Word Ladder

Given beginWord, endWord, and a word list, return the length of the shortest transformation sequence from beginWord to endWord such that:

• You may change exactly one letter at a time.
• Each intermediate word must exist in the word list.

Return 0 if no such sequence exists.

Function signature

func LadderLength(beginWord, endWord string, wordList []string) int

Inputs / outputs

• beginWord, endWord: lowercase words of the same length.
• wordList: list of allowed intermediate words.
• Return: length of the shortest sequence, or 0.

Example

begin = "hit", end = "cog"
wordList = ["hot","dot","dog","lot","log","cog"]
Output: 5 (hit -> hot -> dot -> dog -> cog)

Constraints

• 1 <= len(wordList) <= 50_000
• word length <= 10

Core idea (near-solution)

Use BFS on words. To generate neighbors efficiently, precompute wildcard patterns (replace one letter with *). All words sharing a pattern are one step apart.
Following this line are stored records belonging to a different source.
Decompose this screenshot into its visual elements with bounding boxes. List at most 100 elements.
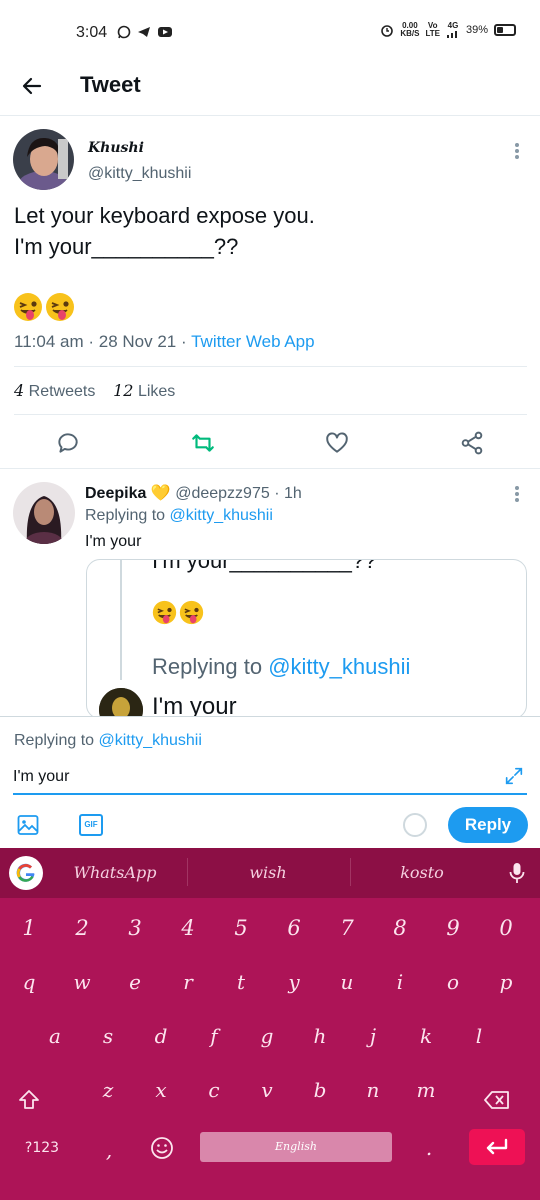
reply-author-handle[interactable]: @deepzz975: [175, 485, 270, 502]
google-g-icon[interactable]: [9, 856, 43, 890]
suggestion-bar: WhatsApp wish kosto: [0, 848, 540, 898]
key-digit-8[interactable]: 9: [428, 908, 478, 948]
key-6[interactable]: m: [401, 1070, 451, 1110]
key-5[interactable]: h: [295, 1016, 345, 1056]
key-6[interactable]: u: [322, 962, 372, 1002]
key-2[interactable]: e: [110, 962, 160, 1002]
reply-icon[interactable]: [55, 430, 81, 456]
quoted-emojis: [152, 600, 204, 625]
key-0[interactable]: a: [30, 1016, 80, 1056]
tweet-meta: 11:04 am · 28 Nov 21 · Twitter Web App: [14, 332, 315, 351]
key-digit-3[interactable]: 4: [163, 908, 213, 948]
image-icon[interactable]: [16, 813, 40, 837]
microphone-icon[interactable]: [509, 862, 525, 884]
key-7[interactable]: k: [401, 1016, 451, 1056]
author-handle[interactable]: @kitty_khushii: [88, 165, 191, 183]
symbols-key[interactable]: ?123: [17, 1128, 67, 1168]
gif-button[interactable]: GIF: [79, 814, 103, 836]
key-digit-1[interactable]: 2: [57, 908, 107, 948]
key-5[interactable]: y: [269, 962, 319, 1002]
tweet-source[interactable]: Twitter Web App: [191, 332, 314, 351]
key-digit-6[interactable]: 7: [322, 908, 372, 948]
signal-icon: 4G: [446, 22, 460, 38]
net-speed: 0.00 KB/S: [400, 21, 420, 38]
divider: [14, 366, 527, 367]
tweet-stats: 4 Retweets 12 Likes: [14, 381, 175, 401]
composer-replying-handle[interactable]: @kitty_khushii: [99, 732, 202, 749]
quoted-text: I'm your__________??: [152, 559, 377, 573]
reply-header: Deepika 💛 @deepzz975 · 1h: [85, 483, 302, 503]
key-4[interactable]: t: [216, 962, 266, 1002]
key-3[interactable]: r: [163, 962, 213, 1002]
key-7[interactable]: i: [375, 962, 425, 1002]
key-3[interactable]: f: [189, 1016, 239, 1056]
comma-key[interactable]: ,: [84, 1130, 134, 1170]
divider: [0, 468, 540, 469]
tweet-time: 11:04 am: [14, 332, 84, 351]
author-name[interactable]: Khushi: [88, 140, 144, 156]
period-key[interactable]: .: [404, 1128, 454, 1168]
quoted-avatar: [99, 688, 143, 718]
key-8[interactable]: l: [454, 1016, 504, 1056]
suggestion-2[interactable]: wish: [193, 863, 343, 882]
key-1[interactable]: s: [83, 1016, 133, 1056]
expand-icon[interactable]: [503, 765, 525, 787]
key-6[interactable]: j: [348, 1016, 398, 1056]
app-header: Tweet: [0, 58, 540, 116]
key-4[interactable]: b: [295, 1070, 345, 1110]
thread-line: [120, 560, 122, 680]
key-digit-5[interactable]: 6: [269, 908, 319, 948]
quoted-image-card[interactable]: I'm your__________?? Replying to @kitty_…: [86, 559, 527, 719]
key-1[interactable]: w: [57, 962, 107, 1002]
reply-time: · 1h: [274, 485, 302, 502]
composer-replying-to: Replying to @kitty_khushii: [14, 732, 202, 749]
author-avatar[interactable]: [13, 129, 74, 190]
tweet-emojis: [13, 292, 75, 322]
more-options-icon[interactable]: [514, 484, 520, 504]
youtube-icon: [157, 25, 173, 39]
backspace-key[interactable]: [472, 1080, 522, 1120]
shift-key[interactable]: [4, 1080, 54, 1120]
key-digit-4[interactable]: 5: [216, 908, 266, 948]
volte-indicator: Vo LTE: [425, 21, 440, 38]
space-bar[interactable]: English: [200, 1132, 392, 1162]
key-2[interactable]: d: [136, 1016, 186, 1056]
key-0[interactable]: z: [83, 1070, 133, 1110]
key-digit-9[interactable]: 0: [481, 908, 531, 948]
battery-icon: [494, 24, 516, 36]
tweet-date: 28 Nov 21: [98, 332, 177, 351]
key-0[interactable]: q: [4, 962, 54, 1002]
retweet-icon[interactable]: [190, 430, 216, 456]
divider: [14, 414, 527, 415]
yellow-heart-emoji: 💛: [150, 485, 171, 502]
winking-tongue-emoji: [45, 292, 75, 322]
like-icon[interactable]: [324, 430, 350, 456]
status-time: 3:04: [76, 24, 108, 41]
key-5[interactable]: n: [348, 1070, 398, 1110]
emoji-key[interactable]: [137, 1128, 187, 1168]
back-arrow-icon[interactable]: [20, 74, 44, 98]
key-2[interactable]: c: [189, 1070, 239, 1110]
reply-input[interactable]: I'm your: [13, 765, 527, 795]
suggestion-3[interactable]: kosto: [347, 863, 497, 882]
key-9[interactable]: p: [481, 962, 531, 1002]
key-8[interactable]: o: [428, 962, 478, 1002]
retweets-link[interactable]: 4 Retweets: [14, 381, 95, 400]
enter-key[interactable]: [469, 1129, 525, 1165]
share-icon[interactable]: [459, 430, 485, 456]
suggestion-1[interactable]: WhatsApp: [40, 863, 190, 882]
character-count-ring: [403, 813, 427, 837]
reply-author-name[interactable]: Deepika: [85, 485, 146, 502]
on-screen-keyboard: WhatsApp wish kosto 1234567890 qwertyuio…: [0, 848, 540, 1200]
key-digit-0[interactable]: 1: [4, 908, 54, 948]
reply-button[interactable]: Reply: [448, 807, 528, 843]
key-digit-7[interactable]: 8: [375, 908, 425, 948]
key-1[interactable]: x: [136, 1070, 186, 1110]
key-4[interactable]: g: [242, 1016, 292, 1056]
more-options-icon[interactable]: [514, 141, 520, 161]
key-3[interactable]: v: [242, 1070, 292, 1110]
key-digit-2[interactable]: 3: [110, 908, 160, 948]
replying-to-handle[interactable]: @kitty_khushii: [170, 507, 273, 524]
likes-link[interactable]: 12 Likes: [113, 381, 175, 400]
reply-author-avatar[interactable]: [13, 482, 75, 544]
Invariant: BFS explores words in increasing transformation distance.

Algorithm (step-by-step)

1. Put all words into a set; if endWord not present, return 0.
2. Build a map from wildcard pattern to words (e.g., h*t -> hot, hat).
3. BFS from beginWord. For each word, generate its patterns and enqueue unseen neighbors.
4. The first time you reach endWord, return the distance.

Correctness sketch

• Invariant: BFS explores words in increasing transformation distance.
• BFS explores nodes in increasing distance from the sources.
• The first time a node is visited is its shortest distance.
• Therefore the recorded distance/level is optimal.

Trace (hand walkthrough)

Example input:
begin = "hit", end = "cog"
wordList = ["hot","dot","dog","lot","log","cog"]
Output: 5 (hit -> hot -> dot -> dog -> cog)

Walk:
- level 1: hit -> hot
- level 2: hot -> dot, lot
- level 3: dot->dog, lot->log
- level 4: dog/log -> cog -> length 5

Pitfalls to avoid

• Not marking visited on enqueue (causes repeated work).
• Forgetting to check if endWord is in the dictionary.

Complexity

• Time: O(N * L^2) with precomputed patterns (N words, L word length).
• Extra space: O(N * L) for pattern buckets.

Implementation notes (Go)

• Precompute wildcard pattern buckets for O(1) neighbor lookup.
• Mark words visited on enqueue to avoid duplicates.